Majid Al Futtaim predicts slowdown as it shifts focus to domestic market
Majid Al Futtaim (Maf), the mall owner and operator, is shifting its investment focus to domestic customers rather than international visitors, as it predicts a slowdown in sales will continue into next year, a company official said on Sunday.
Maf said it was changing its strategy because of a softening economy in the first half of this year, low oil prices and a tourist market still struggling with the loss of Russian and Chinese visitors. Retail sales have also been hurt by the strength of the dollar, to which the dirham is pegged.
“We think there will be a slowdown in 2017, but our new focus on the domestic market will mitigate that,” said Kim McInnes, the chief executive of shopping malls at Maf. “Sales are slowing, we have seen it in our turnover rents. Generally, it’s only a slight slowdown in sales but its noticeable.”
He was speaking at the opening of the group’s 20th mall, My City Centre Al Barsha, in Dubai’s Arjan area. A smaller community mall of 3,700 square metres, with about 20 shops, it is the second such mall built as part of Maf’s strategy to keep the tills ringing while the economy is sluggish.
Mr McInnes said malls that have focused predominantly on luxury were particularly vulnerable as that had shown a dramatic softening.
He also expects that rents for shopkeepers will plateau or fall this year.
“Ultimately there will be a plateauing of rents as rents are a function of sales, but we don’t see a crash in rents coming,” Mr McInnes said. “We have detailed 10-year projections right now to see what the future retail scene will look like.”
Maf announced investments of Dh30 billion in the UAE in June, which are likely to be in place by the time Expo 2020 takes place in Dubai.
The group revealed plans to open 10 new City Centre malls, six hotels, 28 cinemas, 40 Carrefour supermarkets and a 740,000 square metres masterplanned community over the next 10 years, in a move that will generate about 170,000 direct and indirect jobs.
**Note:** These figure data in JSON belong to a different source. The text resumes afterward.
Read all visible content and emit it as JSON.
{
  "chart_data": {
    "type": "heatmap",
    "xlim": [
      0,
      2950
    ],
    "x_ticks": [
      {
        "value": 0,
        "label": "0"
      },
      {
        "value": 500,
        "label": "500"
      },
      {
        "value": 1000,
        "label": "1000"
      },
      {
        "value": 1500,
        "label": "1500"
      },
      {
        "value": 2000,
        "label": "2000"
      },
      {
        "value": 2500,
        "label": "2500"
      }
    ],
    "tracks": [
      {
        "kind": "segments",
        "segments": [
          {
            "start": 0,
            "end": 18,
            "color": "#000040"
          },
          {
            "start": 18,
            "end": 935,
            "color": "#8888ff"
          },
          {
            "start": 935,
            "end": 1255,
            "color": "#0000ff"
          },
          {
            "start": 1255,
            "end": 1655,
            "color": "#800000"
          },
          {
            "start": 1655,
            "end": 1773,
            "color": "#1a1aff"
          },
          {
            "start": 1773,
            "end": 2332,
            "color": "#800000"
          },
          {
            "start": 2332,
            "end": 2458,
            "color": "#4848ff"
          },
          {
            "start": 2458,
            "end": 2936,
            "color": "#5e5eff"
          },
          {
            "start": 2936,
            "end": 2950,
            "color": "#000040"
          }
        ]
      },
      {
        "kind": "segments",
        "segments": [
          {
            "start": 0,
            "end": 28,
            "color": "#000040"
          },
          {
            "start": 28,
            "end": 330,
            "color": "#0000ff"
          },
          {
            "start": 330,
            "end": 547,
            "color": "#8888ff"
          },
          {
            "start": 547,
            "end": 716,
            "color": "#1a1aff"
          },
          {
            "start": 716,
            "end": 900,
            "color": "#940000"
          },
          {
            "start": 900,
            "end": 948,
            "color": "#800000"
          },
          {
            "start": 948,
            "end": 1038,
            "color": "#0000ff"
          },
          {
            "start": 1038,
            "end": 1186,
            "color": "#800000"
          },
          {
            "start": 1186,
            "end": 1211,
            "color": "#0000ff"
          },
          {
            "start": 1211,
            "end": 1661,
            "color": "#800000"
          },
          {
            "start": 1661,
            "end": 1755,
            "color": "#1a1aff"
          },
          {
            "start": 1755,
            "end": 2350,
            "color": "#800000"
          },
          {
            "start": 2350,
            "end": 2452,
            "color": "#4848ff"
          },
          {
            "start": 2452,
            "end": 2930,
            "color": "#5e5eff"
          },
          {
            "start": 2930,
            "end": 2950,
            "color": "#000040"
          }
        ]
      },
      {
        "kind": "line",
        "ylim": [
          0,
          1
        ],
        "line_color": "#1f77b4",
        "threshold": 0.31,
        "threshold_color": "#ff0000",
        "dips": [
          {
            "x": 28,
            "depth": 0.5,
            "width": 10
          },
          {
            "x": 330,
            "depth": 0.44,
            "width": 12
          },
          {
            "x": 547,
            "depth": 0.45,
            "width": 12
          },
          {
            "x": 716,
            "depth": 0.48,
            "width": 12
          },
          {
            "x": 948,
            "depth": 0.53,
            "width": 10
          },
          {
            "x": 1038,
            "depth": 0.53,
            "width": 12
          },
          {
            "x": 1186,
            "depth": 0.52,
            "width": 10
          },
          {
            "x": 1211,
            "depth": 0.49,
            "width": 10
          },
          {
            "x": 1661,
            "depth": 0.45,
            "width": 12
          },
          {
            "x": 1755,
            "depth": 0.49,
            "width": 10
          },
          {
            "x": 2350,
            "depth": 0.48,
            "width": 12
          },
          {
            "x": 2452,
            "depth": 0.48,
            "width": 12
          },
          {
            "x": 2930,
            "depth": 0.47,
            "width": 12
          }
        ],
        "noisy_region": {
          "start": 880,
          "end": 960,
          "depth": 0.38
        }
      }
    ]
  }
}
Maf said last year it planned to double in size within five years as it improves investments across the Arabian Gulf countries and Egypt.
While the oil price has stayed at about US$50, Dubai’s economy has shown resilience and begun to show signs of recovery, with house prices posting their first gains in two years in the second quarter, according to property consultant Core Savills. Economic sentiment in the UAE also ticked up slightly in July, as businesses reported an increase in new orders and output, according to the latest survey of purchasing managers by Dubai lender Emirates NBD.
This positive outlook is upheld by developer Nakheel, which announced a new Dh16 billion mall in Nad Al Sheba last week as part of the 13 million sq feet of retail space to be delivered over the next five years.
The slowdown has so far not deterred the region’s shopping mall developers, with the development of new retail space growing at a faster rate than last year, industry analysts CBRE said in May.
Dubai has 361,127 sq metres of retail space under construction, making it the most active mall-building city in the Emea region behind Moscow and Kiev, thanks to mega-projects including the Nakheel Mall and The Point on the Dubai Palm, CBRE said.
In June, Dubai was ranked by property consultancy JLL as the fourth most attractive market in the world for retailers, behind London, Hong Kong and Paris.
JLL also said Dubai already had one of the highest per-capita levels of retail space in the world, as it has developed a reputation as a shopping tourism destination.